На свет были извлечены семейные реликвии, чтобы установить их денежную стоимость, которая, к счастью, оказалась незначительной; право, не знаю, как бы мисс Мэтти в противном случае нашла в себе силы расстаться с обручальным кольцом своей матери, с нелепой булавкой, которой ее отец уродовал свое жабо, и с прочим. Тем не менее мы рассортировали их согласно их стоимости, и когда на следующее утро приехал мой отец, мы были готовы к разговору с ним.

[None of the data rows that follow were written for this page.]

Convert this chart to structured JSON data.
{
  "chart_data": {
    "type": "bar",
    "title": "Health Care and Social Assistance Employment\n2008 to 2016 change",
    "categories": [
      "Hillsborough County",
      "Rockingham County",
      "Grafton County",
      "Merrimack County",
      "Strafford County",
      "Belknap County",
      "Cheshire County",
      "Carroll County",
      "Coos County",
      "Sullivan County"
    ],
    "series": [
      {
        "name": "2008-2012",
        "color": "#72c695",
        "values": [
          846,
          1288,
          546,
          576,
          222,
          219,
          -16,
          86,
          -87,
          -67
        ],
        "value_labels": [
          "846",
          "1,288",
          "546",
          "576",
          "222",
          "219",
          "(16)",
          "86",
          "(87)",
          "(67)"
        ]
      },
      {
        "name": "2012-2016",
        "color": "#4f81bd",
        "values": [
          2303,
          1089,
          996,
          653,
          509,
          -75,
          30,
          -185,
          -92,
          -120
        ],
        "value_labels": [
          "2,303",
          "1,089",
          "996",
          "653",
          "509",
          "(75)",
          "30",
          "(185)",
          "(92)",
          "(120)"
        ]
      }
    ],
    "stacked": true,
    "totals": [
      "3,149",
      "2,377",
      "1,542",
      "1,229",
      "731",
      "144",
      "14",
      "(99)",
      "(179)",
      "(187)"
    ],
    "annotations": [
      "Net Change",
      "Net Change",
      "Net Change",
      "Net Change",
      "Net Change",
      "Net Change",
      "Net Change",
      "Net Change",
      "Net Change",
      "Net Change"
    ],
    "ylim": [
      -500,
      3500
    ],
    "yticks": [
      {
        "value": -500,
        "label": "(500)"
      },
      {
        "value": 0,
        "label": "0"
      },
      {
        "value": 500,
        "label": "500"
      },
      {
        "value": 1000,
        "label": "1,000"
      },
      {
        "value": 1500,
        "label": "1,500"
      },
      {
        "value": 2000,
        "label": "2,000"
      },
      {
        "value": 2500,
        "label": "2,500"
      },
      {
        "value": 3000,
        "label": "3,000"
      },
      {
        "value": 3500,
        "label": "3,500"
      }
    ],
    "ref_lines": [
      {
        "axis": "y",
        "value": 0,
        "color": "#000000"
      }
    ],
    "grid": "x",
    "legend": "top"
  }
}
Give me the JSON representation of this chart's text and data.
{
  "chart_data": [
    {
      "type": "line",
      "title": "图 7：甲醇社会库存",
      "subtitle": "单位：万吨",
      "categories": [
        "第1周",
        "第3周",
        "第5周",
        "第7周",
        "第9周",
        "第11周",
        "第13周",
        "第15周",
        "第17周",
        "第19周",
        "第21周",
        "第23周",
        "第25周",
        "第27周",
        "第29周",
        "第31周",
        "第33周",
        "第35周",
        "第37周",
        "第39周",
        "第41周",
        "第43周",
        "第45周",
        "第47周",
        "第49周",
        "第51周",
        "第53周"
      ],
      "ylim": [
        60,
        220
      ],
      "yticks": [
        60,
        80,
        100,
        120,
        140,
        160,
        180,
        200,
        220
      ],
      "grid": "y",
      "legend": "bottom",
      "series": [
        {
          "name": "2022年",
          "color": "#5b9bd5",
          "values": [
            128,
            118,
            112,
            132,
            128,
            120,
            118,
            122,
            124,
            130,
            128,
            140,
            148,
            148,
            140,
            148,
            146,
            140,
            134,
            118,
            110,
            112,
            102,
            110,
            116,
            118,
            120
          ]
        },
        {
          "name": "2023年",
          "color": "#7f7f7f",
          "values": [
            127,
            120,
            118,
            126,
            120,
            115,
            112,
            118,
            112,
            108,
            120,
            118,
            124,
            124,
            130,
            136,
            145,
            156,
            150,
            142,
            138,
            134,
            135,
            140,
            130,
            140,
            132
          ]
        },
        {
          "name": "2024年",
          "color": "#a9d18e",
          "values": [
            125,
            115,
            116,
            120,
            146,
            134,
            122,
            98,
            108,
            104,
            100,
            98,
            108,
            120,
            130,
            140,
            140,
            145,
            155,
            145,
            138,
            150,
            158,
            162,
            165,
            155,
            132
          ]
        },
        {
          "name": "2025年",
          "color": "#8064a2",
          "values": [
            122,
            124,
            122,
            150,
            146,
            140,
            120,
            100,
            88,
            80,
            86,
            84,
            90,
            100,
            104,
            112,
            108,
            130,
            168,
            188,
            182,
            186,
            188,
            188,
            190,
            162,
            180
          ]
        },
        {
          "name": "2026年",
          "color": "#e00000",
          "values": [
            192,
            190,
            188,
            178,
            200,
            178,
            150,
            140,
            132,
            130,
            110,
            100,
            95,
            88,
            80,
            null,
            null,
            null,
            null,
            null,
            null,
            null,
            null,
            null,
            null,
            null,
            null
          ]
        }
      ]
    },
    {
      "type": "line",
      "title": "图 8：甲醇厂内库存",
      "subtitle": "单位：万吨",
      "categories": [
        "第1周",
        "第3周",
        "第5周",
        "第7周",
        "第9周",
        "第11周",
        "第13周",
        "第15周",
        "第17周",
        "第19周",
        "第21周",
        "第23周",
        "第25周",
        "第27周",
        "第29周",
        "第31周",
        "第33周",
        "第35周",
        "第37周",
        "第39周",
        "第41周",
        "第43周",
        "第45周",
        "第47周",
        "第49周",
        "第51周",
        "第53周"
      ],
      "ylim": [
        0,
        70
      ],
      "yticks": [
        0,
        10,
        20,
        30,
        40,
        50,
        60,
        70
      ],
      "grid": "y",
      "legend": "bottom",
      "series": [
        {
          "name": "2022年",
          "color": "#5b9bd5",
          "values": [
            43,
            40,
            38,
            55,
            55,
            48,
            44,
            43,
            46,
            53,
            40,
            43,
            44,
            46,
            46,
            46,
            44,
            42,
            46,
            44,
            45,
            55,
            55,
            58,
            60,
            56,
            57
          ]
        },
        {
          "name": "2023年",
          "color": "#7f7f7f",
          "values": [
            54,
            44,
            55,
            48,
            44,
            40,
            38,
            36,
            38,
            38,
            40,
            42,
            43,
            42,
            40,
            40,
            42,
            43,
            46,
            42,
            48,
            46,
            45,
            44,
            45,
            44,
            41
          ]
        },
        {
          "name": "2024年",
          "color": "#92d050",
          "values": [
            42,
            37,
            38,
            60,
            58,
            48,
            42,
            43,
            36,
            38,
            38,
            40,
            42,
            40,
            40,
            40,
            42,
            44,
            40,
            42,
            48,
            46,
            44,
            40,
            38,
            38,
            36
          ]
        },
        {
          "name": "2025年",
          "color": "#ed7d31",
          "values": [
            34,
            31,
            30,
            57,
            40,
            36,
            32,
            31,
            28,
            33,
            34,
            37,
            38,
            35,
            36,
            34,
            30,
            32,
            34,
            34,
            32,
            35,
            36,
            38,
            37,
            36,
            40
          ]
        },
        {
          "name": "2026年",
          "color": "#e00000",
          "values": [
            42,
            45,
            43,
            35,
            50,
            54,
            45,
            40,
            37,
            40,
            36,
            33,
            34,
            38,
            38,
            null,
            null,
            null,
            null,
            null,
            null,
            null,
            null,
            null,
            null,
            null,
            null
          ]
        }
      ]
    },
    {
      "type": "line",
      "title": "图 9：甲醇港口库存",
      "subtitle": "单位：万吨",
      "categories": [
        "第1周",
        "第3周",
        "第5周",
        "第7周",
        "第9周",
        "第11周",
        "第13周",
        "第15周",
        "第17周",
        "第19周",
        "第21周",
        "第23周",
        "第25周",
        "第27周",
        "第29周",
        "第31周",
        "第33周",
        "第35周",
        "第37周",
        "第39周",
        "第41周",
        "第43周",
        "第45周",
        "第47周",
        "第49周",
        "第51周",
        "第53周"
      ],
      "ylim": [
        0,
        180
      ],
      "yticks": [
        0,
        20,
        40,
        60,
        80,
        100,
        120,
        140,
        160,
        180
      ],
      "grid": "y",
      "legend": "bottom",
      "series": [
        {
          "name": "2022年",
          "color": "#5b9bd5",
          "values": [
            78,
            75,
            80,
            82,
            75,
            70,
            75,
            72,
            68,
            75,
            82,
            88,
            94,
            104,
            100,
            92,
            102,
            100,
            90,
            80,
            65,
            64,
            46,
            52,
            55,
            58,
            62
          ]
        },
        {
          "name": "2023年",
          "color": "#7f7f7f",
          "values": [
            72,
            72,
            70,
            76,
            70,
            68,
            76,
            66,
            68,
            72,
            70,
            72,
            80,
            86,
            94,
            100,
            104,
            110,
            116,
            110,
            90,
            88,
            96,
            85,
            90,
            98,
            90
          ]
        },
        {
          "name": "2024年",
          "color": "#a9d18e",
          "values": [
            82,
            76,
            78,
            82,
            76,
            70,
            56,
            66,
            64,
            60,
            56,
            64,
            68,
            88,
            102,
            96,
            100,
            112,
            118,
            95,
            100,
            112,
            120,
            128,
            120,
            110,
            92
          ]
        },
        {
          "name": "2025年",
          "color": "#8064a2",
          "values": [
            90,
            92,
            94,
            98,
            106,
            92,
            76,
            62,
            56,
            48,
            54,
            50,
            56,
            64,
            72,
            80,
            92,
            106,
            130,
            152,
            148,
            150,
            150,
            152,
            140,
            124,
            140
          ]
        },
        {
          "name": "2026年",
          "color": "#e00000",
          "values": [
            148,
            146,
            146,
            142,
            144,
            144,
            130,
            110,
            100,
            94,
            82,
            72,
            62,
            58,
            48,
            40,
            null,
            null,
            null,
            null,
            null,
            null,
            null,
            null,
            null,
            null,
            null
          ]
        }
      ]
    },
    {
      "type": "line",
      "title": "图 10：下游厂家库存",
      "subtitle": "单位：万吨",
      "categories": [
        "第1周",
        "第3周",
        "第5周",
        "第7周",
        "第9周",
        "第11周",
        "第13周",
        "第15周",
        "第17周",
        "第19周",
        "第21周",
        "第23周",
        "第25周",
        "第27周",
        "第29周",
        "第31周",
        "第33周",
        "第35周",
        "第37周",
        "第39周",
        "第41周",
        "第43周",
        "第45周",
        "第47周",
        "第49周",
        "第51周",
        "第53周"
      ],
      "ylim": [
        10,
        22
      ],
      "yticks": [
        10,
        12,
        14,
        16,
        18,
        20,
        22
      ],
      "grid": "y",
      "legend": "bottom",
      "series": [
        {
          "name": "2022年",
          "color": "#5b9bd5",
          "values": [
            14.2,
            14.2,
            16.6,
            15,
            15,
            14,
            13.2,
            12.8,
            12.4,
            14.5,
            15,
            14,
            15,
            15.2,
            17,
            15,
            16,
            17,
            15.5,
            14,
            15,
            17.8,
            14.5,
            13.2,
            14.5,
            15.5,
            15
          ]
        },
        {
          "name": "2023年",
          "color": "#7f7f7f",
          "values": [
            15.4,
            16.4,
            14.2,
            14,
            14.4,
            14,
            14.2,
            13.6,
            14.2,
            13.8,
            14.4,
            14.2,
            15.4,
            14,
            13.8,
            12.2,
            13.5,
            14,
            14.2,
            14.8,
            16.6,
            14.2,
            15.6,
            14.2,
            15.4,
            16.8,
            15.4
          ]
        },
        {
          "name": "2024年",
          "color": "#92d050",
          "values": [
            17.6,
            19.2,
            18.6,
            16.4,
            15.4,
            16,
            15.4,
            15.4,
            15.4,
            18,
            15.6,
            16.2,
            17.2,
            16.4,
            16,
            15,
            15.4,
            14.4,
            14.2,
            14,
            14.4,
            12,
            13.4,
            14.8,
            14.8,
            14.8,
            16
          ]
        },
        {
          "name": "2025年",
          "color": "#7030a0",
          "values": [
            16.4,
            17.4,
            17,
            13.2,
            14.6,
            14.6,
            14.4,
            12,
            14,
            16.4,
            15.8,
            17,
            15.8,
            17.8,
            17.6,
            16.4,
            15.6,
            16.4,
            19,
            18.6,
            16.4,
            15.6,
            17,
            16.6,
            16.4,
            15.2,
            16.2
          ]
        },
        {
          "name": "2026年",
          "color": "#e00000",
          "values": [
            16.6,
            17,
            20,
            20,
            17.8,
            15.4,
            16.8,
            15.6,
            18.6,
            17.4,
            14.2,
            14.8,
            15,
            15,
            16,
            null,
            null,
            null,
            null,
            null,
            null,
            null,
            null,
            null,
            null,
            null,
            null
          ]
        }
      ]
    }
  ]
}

Я не собираюсь докучать вам подробностями — в частности, потому, что тогда я не понимала того, чем мы занимались, а теперь ничего не помню. Мисс Мэтти и я согласно кивали, знакомясь со счетами, планами, отчетами и разными деловыми документами, хотя, как я глубоко убеждена, не понимали в них ни слова. Мой отец обладал превосходным деловым умом и решительностью, а потому, стоило нам задать самый пустячный вопрос или выразить малейшее недоумение, он отрывисто восклицал: «Э? Э? Но это же ясно как божий день. Что вы хотите возразить?» А поскольку мы не понимали, что он предлагает, нам было трудно высказать наши возражения, тем более что мы вовсе не были уверены, есть ли они у нас. Поэтому мисс Мэтти вскоре впала в состояние нервной покорности и при каждой паузе произносила «да-да» или «конечно», требовалось ли это или нет. Однако, когда я, подобно хору, подхватила «решительно так», произнесенное мисс Мэтти трепетным, исполненным сомнения голосом, отец мгновенно обернулся ко мне и спросил: «Но что тут решать?» И право же, я и по сей день этого не знаю. Однако мне следует упомянуть, что он приехал из Драмбла помочь мисс Мэтти, когда его собственные дела находились в довольно тяжелом положении и каждая минута была у него на счету.